Banking & Finance

Why Intercontinental Exchange Is Paying $11 Billion to Acquire Ellie Mae

After markets closed on Thursday, Intercontinental Exchange Inc. (NYSE: ICE) announced that it had signed a definitive agreement to acquire privately held cloud-based mortgage finance company Ellie Mae in a transaction valued at approximately $11 billion. Ellie Mae is owned by private equity firm Thoma Bravo, which paid $3.7 billion to acquire the firm in February 2019.

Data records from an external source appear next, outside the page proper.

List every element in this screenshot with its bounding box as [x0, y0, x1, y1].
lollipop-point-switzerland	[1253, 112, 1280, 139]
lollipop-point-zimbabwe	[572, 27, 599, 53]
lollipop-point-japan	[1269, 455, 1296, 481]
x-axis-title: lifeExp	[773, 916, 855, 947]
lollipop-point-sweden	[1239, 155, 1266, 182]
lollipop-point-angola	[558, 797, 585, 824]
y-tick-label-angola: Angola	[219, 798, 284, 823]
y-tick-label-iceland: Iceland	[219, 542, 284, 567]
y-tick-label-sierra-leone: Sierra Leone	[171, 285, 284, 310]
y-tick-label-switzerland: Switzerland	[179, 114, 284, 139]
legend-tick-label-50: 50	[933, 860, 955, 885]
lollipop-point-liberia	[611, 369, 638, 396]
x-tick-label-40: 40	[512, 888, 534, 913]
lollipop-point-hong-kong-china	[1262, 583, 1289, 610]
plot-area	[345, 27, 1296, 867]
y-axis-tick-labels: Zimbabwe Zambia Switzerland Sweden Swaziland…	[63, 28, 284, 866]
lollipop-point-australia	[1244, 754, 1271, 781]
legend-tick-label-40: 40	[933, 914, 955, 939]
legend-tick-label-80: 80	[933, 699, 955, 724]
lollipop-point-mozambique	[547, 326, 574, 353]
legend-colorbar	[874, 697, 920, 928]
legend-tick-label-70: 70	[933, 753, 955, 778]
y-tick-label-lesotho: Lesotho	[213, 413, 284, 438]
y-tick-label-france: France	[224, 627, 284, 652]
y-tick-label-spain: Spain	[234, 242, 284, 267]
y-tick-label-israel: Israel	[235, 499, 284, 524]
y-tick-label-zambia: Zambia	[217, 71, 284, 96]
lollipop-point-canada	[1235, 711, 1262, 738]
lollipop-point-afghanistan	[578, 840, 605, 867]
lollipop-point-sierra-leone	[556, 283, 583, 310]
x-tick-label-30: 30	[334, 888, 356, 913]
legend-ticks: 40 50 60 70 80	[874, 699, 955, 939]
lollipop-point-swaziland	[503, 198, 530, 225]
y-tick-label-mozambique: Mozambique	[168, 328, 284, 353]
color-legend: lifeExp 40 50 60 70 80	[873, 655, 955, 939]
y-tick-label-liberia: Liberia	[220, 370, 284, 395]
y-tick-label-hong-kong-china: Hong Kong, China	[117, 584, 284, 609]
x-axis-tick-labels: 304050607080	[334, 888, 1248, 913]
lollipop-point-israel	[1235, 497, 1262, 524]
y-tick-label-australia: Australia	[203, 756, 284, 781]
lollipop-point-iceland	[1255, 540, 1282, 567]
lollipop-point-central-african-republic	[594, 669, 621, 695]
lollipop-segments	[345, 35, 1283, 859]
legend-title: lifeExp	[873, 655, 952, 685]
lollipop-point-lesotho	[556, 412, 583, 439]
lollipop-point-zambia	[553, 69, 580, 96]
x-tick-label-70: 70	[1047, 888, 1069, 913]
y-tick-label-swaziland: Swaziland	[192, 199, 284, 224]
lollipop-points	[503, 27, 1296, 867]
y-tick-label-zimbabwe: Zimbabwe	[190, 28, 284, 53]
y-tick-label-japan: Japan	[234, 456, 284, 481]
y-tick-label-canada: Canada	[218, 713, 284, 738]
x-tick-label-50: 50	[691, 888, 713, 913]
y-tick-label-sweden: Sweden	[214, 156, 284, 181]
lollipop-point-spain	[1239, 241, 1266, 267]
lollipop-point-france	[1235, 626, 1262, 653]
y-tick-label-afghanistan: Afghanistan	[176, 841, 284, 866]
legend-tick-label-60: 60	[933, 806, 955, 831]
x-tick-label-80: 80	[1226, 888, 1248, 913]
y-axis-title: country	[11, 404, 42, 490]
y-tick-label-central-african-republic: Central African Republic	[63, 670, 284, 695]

Intercontinental is the parent company of the New York Stock Exchange and six central clearinghouses in Europe, as well as the ICE futures exchanges in the United States, Canada and Europe. The firm also owns MERS, the Mortgage Electronic Registration Systems, a database that maintains a confidential electronic registry of U.S. mortgage originations. MERS tracks transfers of and changes to servicing rights and ownership of mortgage loans.

Ellie Mae provides a platform that helps automate the closing of mortgage loans, especially for nonbank mortgage lenders.

According to the announcement, Intercontinental will pay 84% of the purchase price in cash and issue new stock for the remainder. The company plans to issue $9.25 billion in new debt to meet the cash portion of the deal. At the end of June, Intercontinental reported $7.5 billion in net debt.

The acquisition is expected to add pro-forma revenue totaling around $900 million to some $200 million in expected revenue in ICE’s mortgage services segment. Pro-forma adjusted earnings before interest, taxes, depreciation and amortization are expected to increase by about $470 million to around $600 million for the year. Intercontinental expects the acquisition to be accretive to adjusted earnings per share in the first full year of ownership.

In the announcement, Intercontinental said the addition of Ellie Mae to its mortgage services business “will provide innovative technology that touches nearly every U.S. mortgage.” By one estimate, some 5.5 million mortgage originations will occur in 2020.

Shares of Intercontinental traded down about 2% in Friday’s premarket session, at $95.50 in a 52-week range of $63.51 to $101.93. The stock’s consensus price target is $107.69, and the company pays a dividend yield of 1.23%.